I'm a bit late getting started today, and at random I started with your posting. 
 
I would agree with you that for the most part, it is very difficult to enter the "club of
economists" if you don't accept the reality of the utility conception of motivation.
I manage to slip by the gate keepers.  Why would I raise any question about the issue?
Well, there is a distinguished linage of folks who have raised questions about this.  Joan
Robinson for one,  Keynes for another, and then there is Veblen.  According to L. Robbins
only the ignorant and the perverse entertain any such doubts, but I don't see that one
needs to be ignorant to have doubts.  Perverse, well maybe.
 
The standard version of choice theory has been the marginal utility fable.
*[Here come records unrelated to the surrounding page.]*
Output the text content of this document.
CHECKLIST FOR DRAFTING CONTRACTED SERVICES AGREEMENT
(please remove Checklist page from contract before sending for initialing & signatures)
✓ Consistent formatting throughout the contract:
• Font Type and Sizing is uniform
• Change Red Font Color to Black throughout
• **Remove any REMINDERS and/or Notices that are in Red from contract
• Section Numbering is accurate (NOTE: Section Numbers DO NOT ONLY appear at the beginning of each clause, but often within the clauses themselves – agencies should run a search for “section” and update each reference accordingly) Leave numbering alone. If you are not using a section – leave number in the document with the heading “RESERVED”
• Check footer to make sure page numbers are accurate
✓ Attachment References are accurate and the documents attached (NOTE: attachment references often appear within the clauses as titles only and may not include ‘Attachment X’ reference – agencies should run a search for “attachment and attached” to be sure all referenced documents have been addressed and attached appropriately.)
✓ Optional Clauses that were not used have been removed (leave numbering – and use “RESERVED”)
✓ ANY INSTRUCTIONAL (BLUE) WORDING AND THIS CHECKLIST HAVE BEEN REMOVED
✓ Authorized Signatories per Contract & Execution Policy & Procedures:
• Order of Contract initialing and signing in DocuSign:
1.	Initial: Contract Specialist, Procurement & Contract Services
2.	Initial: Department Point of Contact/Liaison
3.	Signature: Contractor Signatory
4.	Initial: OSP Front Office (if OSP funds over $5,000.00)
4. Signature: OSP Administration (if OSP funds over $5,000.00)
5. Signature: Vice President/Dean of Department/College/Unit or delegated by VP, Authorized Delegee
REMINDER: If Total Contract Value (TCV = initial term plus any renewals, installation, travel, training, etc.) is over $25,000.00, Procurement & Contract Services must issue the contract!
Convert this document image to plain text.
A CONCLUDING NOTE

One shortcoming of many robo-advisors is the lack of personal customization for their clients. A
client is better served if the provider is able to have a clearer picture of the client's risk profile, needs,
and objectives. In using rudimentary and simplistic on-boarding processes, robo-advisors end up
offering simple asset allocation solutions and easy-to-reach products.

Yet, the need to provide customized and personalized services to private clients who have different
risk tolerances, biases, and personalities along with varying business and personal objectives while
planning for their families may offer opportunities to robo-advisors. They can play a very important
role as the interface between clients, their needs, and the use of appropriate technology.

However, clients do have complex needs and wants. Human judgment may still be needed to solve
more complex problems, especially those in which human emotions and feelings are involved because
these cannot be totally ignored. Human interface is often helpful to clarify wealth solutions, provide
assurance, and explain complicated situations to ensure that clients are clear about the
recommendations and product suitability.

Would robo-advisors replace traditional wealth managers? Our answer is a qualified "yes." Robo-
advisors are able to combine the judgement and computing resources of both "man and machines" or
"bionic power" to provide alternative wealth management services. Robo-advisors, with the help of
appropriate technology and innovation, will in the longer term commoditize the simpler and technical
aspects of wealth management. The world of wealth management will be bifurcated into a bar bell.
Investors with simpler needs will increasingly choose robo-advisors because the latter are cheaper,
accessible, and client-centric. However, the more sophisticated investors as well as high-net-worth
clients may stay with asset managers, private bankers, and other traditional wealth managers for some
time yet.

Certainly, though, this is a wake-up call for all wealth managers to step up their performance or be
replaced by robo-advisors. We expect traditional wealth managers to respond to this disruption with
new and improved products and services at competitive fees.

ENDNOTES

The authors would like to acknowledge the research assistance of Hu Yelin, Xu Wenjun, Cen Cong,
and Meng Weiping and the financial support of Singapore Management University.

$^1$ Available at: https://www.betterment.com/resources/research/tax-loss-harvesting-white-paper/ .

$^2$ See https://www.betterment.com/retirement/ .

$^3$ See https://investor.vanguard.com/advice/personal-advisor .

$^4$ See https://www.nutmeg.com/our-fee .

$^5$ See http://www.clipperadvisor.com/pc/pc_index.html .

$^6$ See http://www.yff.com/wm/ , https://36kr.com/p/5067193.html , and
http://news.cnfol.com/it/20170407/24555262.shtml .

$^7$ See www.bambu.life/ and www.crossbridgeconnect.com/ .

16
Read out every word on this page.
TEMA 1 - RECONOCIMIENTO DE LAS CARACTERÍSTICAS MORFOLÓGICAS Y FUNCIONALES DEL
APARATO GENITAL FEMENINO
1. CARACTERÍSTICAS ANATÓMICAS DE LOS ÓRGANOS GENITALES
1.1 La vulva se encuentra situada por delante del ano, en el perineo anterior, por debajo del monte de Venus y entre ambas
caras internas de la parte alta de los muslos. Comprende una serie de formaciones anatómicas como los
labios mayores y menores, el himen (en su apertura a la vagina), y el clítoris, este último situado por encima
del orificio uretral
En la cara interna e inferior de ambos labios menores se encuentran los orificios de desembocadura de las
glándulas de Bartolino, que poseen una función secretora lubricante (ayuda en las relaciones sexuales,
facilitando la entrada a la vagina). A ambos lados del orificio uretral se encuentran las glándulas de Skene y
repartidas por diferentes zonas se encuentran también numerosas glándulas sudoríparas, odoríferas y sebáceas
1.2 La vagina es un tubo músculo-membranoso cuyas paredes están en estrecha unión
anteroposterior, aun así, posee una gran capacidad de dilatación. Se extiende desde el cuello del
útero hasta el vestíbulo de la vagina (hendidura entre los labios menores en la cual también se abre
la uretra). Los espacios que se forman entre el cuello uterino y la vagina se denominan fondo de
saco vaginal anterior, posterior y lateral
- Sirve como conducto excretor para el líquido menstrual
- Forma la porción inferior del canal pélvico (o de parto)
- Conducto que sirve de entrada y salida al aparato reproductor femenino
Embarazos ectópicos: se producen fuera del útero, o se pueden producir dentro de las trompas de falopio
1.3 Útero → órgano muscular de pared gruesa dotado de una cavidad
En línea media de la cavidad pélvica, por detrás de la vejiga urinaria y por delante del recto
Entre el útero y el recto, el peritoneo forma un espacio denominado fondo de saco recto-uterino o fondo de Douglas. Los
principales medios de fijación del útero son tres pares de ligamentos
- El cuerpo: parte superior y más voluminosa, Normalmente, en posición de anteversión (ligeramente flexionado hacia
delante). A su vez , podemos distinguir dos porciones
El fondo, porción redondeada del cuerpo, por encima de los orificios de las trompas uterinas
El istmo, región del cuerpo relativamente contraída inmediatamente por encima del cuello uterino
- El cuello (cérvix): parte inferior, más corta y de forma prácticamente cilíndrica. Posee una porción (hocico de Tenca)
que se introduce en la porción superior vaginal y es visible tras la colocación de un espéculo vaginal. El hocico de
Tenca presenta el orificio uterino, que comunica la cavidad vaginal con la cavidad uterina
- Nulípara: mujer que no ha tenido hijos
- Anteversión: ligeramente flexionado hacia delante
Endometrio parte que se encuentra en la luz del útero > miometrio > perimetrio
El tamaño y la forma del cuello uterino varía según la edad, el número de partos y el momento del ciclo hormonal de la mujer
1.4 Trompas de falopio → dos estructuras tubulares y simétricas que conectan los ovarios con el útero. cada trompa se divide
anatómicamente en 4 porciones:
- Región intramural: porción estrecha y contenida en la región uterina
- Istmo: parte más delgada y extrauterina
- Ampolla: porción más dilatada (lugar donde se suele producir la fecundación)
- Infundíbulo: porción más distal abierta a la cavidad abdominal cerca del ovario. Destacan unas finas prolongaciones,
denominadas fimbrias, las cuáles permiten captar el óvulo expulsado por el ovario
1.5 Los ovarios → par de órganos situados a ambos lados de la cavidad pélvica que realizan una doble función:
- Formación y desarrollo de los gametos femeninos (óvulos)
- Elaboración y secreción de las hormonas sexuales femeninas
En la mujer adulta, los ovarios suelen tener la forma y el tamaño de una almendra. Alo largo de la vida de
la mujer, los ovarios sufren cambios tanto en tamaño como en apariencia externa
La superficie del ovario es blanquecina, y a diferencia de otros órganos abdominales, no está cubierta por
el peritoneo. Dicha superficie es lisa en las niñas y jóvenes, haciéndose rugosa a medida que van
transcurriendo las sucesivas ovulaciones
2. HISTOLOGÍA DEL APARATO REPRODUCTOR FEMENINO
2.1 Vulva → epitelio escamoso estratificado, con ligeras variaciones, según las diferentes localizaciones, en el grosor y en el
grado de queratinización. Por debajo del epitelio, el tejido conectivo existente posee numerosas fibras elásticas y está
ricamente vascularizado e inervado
But, the fable
generates some persistent anomalies-- the Giffen paradox for example. I've developed an
alternative choice model using control theory that explains the Giffen paradox, and a
number of other anomalies.  (The compensated demand function, contrary to common belief
doesn't solve the Giffen issue.)   And, under most circumstances a control theory price
theoretic model generates results that are very similar to, but not precisely,  those of
orthodox price theory.  That is, _most_ demand functions slope downward.
 
Control theory has in the last decade or so become one of the theoretical foundations of
biology.  So, if we give any credit to Marx, Marshall and Veblen who suggested that the
future of economics would be connected to developments in biology, it would be natural to
suspect that control theory might have fundamental implications for theoretical economics.
 
The usual test for a new conception is first does it explain an interesting anomaly, and
then does it provide an explanation for the "normal cases" which are thought to be
adequately explained by the existing theory. Control theory appears to do so.